Other Distributed Alternatives to Big Data Hadoop

Question

I have recently started working on Hadoop and I have a curious question.

Are there some other distributed and scalable solutions as an alternatives to hadoop? Bascially, I am referring to implementions that are similar to HDFS that uses commodity hardwares and provide fault tolerant storag. Also, it should have processing engine on top of it to perform batch and real-time processing. I have heard about spark as an alternative but, I want a data warehousing solution which is distributed, fault tolerant and scalable. Suggestions are welcomed. Thanks :)

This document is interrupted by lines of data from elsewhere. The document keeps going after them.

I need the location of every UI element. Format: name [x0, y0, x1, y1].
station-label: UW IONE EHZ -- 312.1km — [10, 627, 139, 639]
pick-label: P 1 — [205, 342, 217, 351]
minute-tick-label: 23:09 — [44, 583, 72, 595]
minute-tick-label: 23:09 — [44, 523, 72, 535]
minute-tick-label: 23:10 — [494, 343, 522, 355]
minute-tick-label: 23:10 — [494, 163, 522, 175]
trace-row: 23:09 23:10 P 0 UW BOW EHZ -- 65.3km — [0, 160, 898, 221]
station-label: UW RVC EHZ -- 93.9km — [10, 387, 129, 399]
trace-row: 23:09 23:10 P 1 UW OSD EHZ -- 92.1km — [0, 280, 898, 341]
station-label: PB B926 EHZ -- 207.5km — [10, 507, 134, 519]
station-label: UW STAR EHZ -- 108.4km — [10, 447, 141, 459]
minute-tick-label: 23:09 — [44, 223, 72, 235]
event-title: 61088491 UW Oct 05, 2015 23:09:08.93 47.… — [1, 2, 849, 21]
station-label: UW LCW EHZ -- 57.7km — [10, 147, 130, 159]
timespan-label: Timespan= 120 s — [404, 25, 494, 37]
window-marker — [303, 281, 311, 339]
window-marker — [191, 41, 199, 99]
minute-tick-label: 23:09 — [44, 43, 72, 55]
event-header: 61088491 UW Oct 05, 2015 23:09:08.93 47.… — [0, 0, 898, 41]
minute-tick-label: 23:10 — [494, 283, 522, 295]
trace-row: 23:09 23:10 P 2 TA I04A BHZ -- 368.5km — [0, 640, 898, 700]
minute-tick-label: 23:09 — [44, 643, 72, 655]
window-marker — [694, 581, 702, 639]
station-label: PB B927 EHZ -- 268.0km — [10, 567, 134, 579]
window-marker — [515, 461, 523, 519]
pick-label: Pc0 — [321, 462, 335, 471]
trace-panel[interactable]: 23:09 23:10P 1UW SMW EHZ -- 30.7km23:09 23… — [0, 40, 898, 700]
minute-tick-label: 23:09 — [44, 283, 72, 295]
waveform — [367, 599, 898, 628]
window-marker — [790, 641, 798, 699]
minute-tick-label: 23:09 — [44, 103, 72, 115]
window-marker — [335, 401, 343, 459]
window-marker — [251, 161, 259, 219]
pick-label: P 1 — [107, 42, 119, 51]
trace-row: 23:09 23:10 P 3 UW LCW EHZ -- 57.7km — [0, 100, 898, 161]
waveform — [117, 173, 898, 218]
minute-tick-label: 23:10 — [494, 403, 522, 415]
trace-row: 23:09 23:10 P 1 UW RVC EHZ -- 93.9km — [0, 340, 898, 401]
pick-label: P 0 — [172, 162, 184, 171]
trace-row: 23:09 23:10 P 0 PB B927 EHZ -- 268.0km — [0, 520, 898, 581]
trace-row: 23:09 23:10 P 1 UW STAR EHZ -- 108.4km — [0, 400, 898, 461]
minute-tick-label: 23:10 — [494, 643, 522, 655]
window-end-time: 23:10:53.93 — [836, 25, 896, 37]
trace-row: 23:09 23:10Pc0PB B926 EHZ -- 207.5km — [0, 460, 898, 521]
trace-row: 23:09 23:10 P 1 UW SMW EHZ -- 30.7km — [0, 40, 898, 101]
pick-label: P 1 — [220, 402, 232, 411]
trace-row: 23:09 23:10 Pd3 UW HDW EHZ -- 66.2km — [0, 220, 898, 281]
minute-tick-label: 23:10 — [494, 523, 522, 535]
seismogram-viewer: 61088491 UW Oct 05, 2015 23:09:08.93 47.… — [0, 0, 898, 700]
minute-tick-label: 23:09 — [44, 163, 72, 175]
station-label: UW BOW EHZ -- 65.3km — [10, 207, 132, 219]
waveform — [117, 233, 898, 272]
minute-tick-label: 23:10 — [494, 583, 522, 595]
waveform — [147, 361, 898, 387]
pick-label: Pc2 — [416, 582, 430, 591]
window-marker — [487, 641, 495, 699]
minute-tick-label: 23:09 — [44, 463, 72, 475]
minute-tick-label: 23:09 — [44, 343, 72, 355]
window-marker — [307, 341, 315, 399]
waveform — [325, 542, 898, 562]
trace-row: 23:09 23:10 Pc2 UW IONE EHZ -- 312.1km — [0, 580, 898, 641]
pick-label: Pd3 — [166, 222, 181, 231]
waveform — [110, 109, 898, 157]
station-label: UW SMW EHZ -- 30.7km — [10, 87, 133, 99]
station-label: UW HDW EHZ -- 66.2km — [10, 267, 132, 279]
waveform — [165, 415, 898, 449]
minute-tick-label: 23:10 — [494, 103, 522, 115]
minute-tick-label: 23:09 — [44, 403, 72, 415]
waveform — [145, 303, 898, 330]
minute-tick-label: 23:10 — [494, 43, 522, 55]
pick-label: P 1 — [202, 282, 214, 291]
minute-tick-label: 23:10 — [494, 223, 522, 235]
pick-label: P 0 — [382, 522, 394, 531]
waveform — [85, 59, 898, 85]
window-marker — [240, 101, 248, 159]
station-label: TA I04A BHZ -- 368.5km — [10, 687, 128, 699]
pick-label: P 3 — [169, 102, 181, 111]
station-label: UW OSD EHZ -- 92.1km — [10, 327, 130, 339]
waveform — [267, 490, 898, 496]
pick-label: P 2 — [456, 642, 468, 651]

coldcode · Answer 1 · Mar 27, 2018

Yes, there are lot of alternatives to Hadoop that provides scalable, fault tolerant and cost effective solution to Big Data problem. Let me list few for you:

Cluster MapReduce: Cluster Map Reduce was developed by Massachusetts-based online ad company Chitika. Cluster Map Reduce provides a similar framework like Hadoop for MapReduce jobs run in a distributed environment.
HPCC (High Performance Computing Cluster): High Performance Computing Cluster is an open source parallel processing platform that incorporates a data refinery cluster called Thor, a query cluster called Roxie, plus middleware components, external communications, and client interfaces.
Hydra: Hydra is a distributed task processing system developed by social bookmarking service AddThis. It's available under an open source Apache license and can tackle some Big Data tasks that Hadoop struggles with.

Some other notable mentions are Sphere and Riak.